Stealthing Set To Be Illegal in California

Posted by Lexi Abner on Jan 28, 2022

Removing a condom without permission during intercourse (or Stealthing) looks set to become illegal in California—the first state in the USA to have dedicated legislation to outlaw the practice.

Stealthing will be amended to California’s civil definition of sexual battery and it will be illegal to remove a condom without obtaining verbal consent.

Civil Consequences for Condom Perpetrators

This doesn’t change the existing criminal law. Sponsor Democrat Cristina Garcia’s original bill attempted to make it a crime, but legislative analysts pointed out that stealthing could (and already is) considered misdemeanor sexual battery, even if it isn’t specifically mentioned in criminal law.

Stealthing Set To Be Illegal in California

Instead, the bill offers civil remedies. “Removal of a condom without consent would allow victims to pursue claims for damages,” said Garcia.

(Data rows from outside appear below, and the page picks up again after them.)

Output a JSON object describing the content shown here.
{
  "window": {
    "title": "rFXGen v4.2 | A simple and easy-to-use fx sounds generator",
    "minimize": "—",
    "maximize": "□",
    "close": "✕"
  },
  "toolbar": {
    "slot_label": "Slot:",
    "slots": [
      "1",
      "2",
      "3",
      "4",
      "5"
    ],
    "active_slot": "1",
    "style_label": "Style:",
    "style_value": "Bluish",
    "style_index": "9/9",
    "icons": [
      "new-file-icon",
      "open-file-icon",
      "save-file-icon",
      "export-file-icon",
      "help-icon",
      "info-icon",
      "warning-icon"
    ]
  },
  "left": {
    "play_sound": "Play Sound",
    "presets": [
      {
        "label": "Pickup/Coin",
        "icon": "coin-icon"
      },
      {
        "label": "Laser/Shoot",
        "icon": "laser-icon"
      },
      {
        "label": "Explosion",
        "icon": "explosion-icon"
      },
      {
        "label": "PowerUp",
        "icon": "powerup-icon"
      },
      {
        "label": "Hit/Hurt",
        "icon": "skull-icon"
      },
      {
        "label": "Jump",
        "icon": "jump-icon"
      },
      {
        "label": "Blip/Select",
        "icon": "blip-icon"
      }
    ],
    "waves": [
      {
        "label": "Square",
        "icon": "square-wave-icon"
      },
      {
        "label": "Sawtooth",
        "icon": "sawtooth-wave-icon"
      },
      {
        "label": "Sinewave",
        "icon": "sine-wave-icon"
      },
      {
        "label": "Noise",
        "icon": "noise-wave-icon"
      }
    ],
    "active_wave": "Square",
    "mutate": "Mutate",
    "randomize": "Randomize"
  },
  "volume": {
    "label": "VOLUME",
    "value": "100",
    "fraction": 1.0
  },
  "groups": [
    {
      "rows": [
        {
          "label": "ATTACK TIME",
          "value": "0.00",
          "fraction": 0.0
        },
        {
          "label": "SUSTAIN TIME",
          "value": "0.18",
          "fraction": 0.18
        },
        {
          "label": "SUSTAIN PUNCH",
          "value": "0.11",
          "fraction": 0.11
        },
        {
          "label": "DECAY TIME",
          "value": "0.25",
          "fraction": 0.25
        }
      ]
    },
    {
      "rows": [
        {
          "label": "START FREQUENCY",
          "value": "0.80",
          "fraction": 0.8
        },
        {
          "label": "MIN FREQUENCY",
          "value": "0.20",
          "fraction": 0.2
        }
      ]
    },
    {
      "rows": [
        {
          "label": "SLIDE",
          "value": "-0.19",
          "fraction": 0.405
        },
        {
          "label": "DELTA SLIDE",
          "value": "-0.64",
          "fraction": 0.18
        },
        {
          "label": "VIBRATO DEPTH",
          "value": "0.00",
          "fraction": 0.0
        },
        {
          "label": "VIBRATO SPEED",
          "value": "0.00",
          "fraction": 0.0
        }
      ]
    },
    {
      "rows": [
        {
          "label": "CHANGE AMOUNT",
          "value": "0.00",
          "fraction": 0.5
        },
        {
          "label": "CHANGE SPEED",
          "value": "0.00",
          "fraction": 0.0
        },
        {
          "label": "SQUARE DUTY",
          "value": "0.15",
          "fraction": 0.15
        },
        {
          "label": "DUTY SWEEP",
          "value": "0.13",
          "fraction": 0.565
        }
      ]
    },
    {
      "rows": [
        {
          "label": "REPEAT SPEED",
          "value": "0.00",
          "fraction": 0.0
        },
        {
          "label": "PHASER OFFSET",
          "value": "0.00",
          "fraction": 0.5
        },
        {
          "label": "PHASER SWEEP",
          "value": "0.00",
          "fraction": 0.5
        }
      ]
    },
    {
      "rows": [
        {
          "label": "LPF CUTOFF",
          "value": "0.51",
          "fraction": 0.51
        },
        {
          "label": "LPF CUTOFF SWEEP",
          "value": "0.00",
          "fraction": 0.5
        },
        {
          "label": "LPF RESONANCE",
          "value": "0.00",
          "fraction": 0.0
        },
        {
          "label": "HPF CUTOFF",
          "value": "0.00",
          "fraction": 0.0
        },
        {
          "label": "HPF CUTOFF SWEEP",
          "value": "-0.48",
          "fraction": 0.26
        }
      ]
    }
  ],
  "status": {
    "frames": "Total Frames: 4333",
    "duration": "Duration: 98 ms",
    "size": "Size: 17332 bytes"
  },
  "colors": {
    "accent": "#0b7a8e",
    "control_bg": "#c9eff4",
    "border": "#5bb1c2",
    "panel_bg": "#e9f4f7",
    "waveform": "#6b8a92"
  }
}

This would include punitive claims. In the US legal system, these are exemplary damages which can be awarded to a plaintiff in addition to compensatory damages. Rather than simply compensating the plaintiff for loss, punitive damages aim at punishing outrageous misconduct and deterring similar future wrongdoing.

“It’s disgusting that there are online communities that defend and encourage stealthing and give advice on how to get away with removing the condom without the consent of their partner, but there is nothing in law that makes it clear that this is a crime," Garcia said in a statement.

Greater Support For Everyone

The legislation has support from the Erotic Service Providers Legal Educational Research Project, which suggests it may protect sex workers by giving them the power to sue clients who remove condoms during otherwise consensual transactional sex.

According to a 2018 study, one in three women and one in five men worldwide have been victims of stealthing, and in 2019 a paper found that 12% of women aged 21 to 30 reported they had a partner involved in stealthing.

The Final Say

Garcia began promoting the bill after a Yale University study found that acts of stealthing were increasing common against both women and gay men. Stealthing is rarely prosecuted under criminal law, mainly due to the difficulty of proving a perpetrator removed a condom as an intentional act versus accidental.

Legislators passed the bill to Governor Gavin Newsom early in September 2021 and it will be up to him to decide if it should become law in California.